The UK’s economy could take an almost 1% hit as a result of Donald Trump’s potential new tariff scheme, analysts have said.
The CEBR thinktank says if the US imposes a 20% tariff on all imports from countries including the UK – and a 60% tariff on China – it could reduce the UK economy by 0.9% by the end of Trump’s second term.
Some media analysis say this would be worth £20bn.
It also warns that Trump’s looming return could reshape global dynamics, “particularly in trade, energy, and environmental policy”.
To avoid this potential hit, CEBR suggests the UK enters into a free trade agreement with the US.
“Unfortunately, the major sticking point to a deal remains food standards, and tariffs may be used to pressure the UK to accept US demands in this regard,” CEBR adds.
‘Trump trade’ continuing as pound drops again
The UK’s benchmark stock market index, the FTSE 100, is recovering from the worst weekly run since June.

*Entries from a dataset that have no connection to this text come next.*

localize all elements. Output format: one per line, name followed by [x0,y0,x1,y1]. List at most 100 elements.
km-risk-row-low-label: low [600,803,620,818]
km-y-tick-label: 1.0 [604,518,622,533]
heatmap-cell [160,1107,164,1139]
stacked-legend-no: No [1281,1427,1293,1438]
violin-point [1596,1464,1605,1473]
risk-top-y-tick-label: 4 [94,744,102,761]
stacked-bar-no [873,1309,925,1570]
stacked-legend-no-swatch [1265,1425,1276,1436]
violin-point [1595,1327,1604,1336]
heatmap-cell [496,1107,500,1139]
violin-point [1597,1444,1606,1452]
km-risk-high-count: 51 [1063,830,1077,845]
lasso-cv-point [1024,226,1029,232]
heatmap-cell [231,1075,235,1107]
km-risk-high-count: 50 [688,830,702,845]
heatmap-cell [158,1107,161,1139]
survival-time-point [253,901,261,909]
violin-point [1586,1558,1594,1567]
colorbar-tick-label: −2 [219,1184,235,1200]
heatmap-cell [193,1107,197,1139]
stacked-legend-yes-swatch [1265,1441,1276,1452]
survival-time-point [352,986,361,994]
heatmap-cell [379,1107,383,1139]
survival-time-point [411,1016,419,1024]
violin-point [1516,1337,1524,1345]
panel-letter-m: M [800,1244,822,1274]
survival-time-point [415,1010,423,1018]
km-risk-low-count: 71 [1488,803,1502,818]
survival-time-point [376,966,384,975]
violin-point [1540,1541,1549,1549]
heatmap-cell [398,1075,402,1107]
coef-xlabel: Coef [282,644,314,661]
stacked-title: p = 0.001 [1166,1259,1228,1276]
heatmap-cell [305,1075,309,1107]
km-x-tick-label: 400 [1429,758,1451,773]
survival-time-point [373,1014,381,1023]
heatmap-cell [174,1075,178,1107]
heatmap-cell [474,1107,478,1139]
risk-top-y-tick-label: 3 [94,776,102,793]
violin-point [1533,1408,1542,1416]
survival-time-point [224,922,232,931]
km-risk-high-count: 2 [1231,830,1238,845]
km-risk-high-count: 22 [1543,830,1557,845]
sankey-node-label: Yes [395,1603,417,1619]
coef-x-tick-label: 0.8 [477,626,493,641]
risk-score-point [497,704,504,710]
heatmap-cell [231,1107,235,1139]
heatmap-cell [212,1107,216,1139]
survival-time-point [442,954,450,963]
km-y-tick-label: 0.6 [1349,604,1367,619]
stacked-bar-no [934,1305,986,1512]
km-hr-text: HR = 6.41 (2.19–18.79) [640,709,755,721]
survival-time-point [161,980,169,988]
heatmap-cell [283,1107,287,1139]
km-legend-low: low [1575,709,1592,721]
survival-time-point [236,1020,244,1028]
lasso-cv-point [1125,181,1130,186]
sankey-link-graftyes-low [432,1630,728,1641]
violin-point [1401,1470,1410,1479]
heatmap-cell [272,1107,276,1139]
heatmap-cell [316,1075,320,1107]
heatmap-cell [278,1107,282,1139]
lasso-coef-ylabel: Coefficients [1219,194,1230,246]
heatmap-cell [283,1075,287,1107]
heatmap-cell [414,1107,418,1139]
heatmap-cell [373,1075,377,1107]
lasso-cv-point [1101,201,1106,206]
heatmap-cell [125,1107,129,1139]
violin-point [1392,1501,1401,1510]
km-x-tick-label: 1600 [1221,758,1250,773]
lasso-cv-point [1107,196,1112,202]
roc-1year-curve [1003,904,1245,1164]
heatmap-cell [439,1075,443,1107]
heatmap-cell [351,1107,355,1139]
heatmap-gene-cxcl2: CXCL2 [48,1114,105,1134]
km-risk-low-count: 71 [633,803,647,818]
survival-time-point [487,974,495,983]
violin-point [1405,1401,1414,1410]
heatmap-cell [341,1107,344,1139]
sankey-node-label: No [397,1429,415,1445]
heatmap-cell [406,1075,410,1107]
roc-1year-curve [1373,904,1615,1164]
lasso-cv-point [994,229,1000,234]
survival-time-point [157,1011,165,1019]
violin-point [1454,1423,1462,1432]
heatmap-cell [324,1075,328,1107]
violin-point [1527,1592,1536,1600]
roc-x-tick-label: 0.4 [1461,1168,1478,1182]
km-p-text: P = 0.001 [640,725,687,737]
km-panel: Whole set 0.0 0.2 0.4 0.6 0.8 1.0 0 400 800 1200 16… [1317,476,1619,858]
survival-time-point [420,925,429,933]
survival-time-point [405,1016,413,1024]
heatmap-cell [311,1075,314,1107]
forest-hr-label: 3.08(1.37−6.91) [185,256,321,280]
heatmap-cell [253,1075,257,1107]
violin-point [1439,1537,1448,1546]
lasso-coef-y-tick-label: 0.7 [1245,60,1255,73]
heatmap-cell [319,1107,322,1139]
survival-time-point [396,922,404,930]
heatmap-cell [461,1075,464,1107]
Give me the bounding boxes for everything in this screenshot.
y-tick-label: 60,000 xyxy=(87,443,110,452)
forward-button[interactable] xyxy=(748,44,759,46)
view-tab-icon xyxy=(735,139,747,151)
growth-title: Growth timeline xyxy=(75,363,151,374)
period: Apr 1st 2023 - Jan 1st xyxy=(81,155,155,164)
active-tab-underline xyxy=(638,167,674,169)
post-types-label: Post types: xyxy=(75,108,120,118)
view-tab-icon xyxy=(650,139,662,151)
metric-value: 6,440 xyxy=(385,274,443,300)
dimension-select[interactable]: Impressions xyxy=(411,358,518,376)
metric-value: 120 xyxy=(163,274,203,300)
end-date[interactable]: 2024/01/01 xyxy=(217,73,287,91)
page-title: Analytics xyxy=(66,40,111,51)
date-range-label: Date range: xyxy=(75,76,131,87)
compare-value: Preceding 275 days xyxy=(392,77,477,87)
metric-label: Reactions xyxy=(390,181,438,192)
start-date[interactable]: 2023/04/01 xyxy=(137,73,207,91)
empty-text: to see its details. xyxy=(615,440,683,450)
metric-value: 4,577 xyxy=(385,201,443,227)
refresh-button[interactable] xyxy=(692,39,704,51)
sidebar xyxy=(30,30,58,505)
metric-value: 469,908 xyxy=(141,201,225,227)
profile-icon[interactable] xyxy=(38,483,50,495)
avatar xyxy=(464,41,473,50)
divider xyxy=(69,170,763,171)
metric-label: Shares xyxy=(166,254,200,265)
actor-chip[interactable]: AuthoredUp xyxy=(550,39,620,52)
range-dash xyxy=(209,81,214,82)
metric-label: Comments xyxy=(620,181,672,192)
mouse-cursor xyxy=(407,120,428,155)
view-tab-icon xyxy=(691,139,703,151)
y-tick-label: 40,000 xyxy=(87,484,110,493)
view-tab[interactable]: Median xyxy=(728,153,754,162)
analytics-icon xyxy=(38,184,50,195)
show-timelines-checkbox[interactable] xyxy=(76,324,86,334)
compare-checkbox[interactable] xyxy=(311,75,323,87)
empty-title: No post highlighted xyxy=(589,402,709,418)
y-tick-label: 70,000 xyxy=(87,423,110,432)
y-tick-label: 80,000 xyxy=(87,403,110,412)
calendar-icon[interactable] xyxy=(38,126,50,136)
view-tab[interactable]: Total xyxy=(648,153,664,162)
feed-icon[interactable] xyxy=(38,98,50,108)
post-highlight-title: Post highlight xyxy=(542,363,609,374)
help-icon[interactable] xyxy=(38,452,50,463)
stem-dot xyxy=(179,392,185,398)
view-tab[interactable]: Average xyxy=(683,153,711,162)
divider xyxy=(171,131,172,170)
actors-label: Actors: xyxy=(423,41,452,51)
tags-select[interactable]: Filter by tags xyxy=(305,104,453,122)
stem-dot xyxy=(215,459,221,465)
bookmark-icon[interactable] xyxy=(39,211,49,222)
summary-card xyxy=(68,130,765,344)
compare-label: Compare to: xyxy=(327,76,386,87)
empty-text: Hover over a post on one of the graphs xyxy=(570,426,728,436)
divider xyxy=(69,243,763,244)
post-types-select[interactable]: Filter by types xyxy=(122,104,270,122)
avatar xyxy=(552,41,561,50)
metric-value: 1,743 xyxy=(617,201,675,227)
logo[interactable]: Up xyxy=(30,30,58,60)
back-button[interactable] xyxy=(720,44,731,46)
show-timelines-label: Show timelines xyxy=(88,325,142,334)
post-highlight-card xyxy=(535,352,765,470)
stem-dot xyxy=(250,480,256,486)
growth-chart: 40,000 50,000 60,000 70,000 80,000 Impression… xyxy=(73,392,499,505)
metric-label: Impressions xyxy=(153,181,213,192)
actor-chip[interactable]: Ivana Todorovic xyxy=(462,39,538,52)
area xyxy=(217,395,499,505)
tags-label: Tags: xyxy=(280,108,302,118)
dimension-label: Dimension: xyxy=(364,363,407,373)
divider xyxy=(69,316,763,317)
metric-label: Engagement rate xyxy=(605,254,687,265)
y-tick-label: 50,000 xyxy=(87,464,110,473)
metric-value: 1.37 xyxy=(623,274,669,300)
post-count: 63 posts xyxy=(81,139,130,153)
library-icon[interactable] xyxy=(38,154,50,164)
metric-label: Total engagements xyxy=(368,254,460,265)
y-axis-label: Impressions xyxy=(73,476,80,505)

But, with just a 0.12% rise this morning, more will need to happen to make up for last week. Dragging down the FTSE 100 as the biggest faller is discount shop B&M. It’s a similar story for the FTSE 250 which also saw a drop last week, though it’s down again this morning.
The pound is at a near two-week low against the euro but still buying €1.1952, a high sum compared with the last two years.
A strong dollar, however, has forced the pound down to a low not seen since June – $1.2617.
The so-called Trump trade continues, causing a Wall Street rally and a rise in value for the world’s reserve currency.
The price of oil has fallen again and now sits at $71.02, down from a recent high of $88 in July.